No-Match Letter Immigration Requirements To Be Rescinded


by Aaron Clark

Clark, Aaron
aclark@mcgrathnorth.com
(402) 341-3070

The Department of Homeland Security (“DHS”) has announced its intent to modify its regulations by rescinding the amendments it had proposed relating to procedures that employers would be required to follow up on the receipt of a no-match letter sent by the Social Security Administration. Such letters are used to inform employers that certain employees’ social security numbers did not match their names. In practical terms, those procedures would have resulted in the termination of employees whose work authorization status could not be verified within the 93-day period following receipt of the no-match letter.

That rule first was announced in 2007, but was enjoined by the U.S. District Court for the Northern District of California based upon the DHS’s failure to provide certain supporting reasoning, failing to conduct an analysis required by law and because it exceeded its authority by interpreting the antidiscrimination portions of the law, which authority is given to another governmental agency.

The DHS determined that because of improvements in the E-Verify system, along with certain other DHS programs, it now had better tools than the no-match regulations for employers to use to reduce unauthorized employment.

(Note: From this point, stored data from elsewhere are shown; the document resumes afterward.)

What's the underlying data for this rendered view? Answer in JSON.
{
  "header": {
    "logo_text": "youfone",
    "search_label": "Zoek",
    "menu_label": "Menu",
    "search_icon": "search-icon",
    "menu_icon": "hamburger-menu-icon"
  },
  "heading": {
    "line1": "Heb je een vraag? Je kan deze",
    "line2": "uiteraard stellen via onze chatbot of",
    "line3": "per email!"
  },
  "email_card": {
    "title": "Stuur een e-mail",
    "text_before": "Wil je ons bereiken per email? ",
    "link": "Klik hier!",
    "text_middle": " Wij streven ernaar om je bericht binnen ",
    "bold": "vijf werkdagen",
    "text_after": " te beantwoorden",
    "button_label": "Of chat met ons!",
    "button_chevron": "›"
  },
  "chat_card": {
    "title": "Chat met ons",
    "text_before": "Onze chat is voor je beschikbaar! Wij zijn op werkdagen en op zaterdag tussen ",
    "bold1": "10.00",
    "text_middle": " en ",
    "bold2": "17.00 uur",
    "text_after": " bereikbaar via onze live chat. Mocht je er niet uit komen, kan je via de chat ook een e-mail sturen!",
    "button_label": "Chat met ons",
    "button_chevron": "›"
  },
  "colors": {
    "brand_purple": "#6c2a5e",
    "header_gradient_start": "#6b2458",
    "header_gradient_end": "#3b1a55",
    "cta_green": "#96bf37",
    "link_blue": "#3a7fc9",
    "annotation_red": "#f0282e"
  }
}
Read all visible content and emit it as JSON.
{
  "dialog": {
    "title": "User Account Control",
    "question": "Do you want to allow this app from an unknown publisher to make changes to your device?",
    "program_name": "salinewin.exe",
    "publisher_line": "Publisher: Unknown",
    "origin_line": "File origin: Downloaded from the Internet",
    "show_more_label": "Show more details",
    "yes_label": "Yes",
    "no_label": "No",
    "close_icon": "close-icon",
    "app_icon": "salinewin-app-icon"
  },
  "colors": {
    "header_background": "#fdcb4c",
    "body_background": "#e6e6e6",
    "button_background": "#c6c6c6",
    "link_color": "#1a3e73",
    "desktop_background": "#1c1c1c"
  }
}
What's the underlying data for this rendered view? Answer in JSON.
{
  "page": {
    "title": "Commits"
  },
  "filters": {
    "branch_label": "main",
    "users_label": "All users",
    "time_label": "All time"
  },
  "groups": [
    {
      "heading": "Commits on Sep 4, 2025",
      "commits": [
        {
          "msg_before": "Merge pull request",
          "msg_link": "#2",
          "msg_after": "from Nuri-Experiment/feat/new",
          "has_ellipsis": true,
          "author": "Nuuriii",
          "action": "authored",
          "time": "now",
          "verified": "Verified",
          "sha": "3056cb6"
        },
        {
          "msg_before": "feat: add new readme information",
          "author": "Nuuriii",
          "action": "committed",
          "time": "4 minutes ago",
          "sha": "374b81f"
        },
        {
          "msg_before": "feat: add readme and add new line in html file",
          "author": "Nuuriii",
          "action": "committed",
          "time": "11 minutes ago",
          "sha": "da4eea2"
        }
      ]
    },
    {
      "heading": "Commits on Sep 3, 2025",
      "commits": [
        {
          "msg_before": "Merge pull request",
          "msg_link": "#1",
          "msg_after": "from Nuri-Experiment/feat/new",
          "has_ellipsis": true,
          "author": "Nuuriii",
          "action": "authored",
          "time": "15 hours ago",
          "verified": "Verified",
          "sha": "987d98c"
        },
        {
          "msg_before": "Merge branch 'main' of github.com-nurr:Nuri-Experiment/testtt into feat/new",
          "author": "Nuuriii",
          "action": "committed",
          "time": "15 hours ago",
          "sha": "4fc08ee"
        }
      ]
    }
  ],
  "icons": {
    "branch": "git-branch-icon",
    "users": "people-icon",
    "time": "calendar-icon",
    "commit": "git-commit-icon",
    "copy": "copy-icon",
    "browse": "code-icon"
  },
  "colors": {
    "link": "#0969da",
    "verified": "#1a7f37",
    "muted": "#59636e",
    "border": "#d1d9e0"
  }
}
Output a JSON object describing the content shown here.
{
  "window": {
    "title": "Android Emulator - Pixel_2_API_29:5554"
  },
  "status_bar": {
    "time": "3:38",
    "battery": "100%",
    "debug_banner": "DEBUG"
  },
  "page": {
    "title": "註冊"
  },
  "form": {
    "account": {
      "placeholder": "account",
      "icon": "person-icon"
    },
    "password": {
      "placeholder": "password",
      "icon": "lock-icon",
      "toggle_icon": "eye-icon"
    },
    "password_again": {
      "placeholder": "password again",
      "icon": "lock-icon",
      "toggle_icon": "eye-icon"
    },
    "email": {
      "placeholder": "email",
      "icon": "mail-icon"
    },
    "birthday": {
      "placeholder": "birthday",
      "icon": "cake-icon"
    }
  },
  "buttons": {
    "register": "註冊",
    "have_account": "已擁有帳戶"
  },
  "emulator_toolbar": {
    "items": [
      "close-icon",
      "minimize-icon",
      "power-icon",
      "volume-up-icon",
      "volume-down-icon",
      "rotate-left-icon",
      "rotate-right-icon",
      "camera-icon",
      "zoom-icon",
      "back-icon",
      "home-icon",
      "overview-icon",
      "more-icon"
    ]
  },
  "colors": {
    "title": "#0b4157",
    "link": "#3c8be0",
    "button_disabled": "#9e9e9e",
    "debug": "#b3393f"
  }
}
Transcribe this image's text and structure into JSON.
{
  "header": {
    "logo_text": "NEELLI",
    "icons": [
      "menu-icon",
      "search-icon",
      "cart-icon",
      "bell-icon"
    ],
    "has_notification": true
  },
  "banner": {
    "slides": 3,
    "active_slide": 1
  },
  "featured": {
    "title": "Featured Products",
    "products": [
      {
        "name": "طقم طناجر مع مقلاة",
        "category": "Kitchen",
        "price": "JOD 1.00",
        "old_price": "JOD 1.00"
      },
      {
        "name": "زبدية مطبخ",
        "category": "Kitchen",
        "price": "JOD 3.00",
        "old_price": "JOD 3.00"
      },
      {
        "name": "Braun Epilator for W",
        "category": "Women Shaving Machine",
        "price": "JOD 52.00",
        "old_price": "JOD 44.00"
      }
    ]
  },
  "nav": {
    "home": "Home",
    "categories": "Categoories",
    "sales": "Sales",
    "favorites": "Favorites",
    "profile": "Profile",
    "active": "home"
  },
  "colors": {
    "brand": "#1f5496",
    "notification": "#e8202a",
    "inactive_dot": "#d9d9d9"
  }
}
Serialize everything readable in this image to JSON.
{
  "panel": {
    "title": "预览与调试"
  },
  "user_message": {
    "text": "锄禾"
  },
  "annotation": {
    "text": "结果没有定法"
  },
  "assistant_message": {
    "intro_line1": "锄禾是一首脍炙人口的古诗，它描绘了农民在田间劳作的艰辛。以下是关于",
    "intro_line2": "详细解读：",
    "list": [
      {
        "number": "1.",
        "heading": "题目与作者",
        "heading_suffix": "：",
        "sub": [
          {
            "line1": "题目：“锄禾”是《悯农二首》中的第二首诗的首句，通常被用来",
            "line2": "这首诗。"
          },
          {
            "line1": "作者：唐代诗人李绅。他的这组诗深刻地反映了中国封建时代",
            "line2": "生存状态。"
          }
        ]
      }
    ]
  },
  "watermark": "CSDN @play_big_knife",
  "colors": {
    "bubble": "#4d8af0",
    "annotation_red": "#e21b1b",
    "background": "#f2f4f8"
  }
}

For example:

  • The DHS has engaged in a more aggressive worksite-enforcement program and concluded that the fines levied as a result of that program would provide motivation for employers to more carefully monitor the work authorization of their employees.
  • It has also implemented the debarment policy which would preclude an employer who knowingly employed unauthorized aliens from doing business with the federal government. That program has already resulted in some 31 companies and 40 individuals becoming disbarred from such work.

The proposed rescission of the regulations was published on August 19, 2009, and requested comments were to be submitted no later than September 18, 2009.

The bottom line is that even without the rule which is being rescinded, employers who receive no-match letters and do nothing about them will be exposed, at least in some part, to a charge that they knowingly hired or retained unauthorized aliens in their employment.